Jerônimo afirma que base governista seguirá unida apesar de possível saída de Angelo Coronel

Jerônimo afirma que base governista seguirá unida apesar de possível saída de Angelo Coronel

O governador Jerônimo Rodrigues (PT) afirmou que a eventual saída do senador Angelo Coronel (PSD) da base aliada não deve provocar um rompimento no grupo político que sustenta o governo estadual. A declaração foi dada em entrevista à Rádio Metrópole, nesta quinta-feira (5), ao comentar as movimentações internas no PSD, que na Bahia é liderado pelo senador Otto Alencar.
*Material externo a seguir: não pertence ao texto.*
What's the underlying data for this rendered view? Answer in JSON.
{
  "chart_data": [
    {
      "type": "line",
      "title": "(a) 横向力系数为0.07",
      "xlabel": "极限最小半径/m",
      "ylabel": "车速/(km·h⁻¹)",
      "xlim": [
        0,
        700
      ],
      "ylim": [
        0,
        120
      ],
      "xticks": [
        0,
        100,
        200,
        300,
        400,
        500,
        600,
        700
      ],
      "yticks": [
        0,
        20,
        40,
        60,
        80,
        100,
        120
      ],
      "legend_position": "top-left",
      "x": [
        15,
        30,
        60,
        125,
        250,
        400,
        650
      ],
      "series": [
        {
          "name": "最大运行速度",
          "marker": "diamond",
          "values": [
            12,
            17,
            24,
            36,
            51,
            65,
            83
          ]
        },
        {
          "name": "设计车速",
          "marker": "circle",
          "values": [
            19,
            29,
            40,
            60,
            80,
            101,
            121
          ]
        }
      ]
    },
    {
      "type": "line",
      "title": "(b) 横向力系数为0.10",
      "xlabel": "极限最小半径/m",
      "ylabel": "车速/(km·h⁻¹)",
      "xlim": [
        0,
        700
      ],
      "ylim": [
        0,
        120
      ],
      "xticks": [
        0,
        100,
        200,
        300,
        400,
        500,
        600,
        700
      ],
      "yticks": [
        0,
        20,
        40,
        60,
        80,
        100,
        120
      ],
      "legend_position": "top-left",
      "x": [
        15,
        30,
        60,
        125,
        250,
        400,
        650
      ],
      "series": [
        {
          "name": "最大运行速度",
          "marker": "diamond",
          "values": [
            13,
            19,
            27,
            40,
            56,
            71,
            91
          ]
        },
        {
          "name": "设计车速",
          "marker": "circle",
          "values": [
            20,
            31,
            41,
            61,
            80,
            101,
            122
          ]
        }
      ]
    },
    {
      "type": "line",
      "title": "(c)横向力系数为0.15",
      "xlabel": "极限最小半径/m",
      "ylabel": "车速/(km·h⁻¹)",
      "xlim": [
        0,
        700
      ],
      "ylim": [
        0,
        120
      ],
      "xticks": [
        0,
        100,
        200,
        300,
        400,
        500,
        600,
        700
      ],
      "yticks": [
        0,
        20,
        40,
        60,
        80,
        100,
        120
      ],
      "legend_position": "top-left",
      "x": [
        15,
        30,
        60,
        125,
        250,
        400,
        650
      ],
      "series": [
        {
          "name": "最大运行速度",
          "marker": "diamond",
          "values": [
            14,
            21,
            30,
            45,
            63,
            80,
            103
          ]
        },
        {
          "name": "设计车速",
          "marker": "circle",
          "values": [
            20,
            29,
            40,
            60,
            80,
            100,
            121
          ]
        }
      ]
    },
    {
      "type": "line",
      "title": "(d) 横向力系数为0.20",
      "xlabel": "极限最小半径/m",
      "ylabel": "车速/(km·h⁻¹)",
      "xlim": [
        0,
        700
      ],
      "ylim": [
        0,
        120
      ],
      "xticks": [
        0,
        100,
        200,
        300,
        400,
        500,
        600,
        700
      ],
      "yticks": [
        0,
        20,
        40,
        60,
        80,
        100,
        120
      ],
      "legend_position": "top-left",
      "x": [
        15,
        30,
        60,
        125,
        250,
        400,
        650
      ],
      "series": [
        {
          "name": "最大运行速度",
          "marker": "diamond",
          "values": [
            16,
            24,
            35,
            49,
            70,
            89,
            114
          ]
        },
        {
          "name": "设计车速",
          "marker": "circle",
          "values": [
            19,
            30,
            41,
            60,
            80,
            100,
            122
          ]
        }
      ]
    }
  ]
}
Segundo Jerônimo, o assunto será tratado com aliados ainda nesta quinta-feira, com o objetivo de alinhar posições e reduzir tensões dentro da base. “O grupo não vai se estraçalhar, não vamos permitir isso”, afirmou. Na última terça-feira (3), durante a reabertura dos trabalhos na Assembleia Legislativa, Jerônimo já havia adiantado à imprensa suas pretensões em se reunir com o conselho político para tratar da composição da chapa majoritária, oportunidade em que, segundo ele, também seria discutido o rompimento de Angelo Coronel e seus herdeiros Diego Coronel (deputado federal) e Angelo Coronel Filho (deputado estadual) com o PSD e a iminente saída dos três da base.

O chefe do Executivo estadual ressaltou que o movimento não representa uma definição antecipada sobre chapas ou alianças eleitorais, mas sim uma avaliação dos efeitos políticos da possível saída de Coronel.

Jerônimo também comparou o cenário atual ao processo vivido anteriormente com o PP, quando o partido deixou a base. De acordo com ele, mesmo naquele contexto, não houve intenção de rompimento político. “Caminhamos juntos, havia um desenho, e ninguém podia dizer que a intenção era perder o PP”, disse.

Por fim, o governador destacou que não pode interferir diretamente nas decisões internas dos partidos, mas garantiu que eventuais impasses serão enfrentados por meio do diálogo com as lideranças. “Se houver algum problema interno, precisamos procurar Otto para entender. Enquanto governador, não tenho o direito de entrar dentro do partido para tomar todas as decisões”, frisou.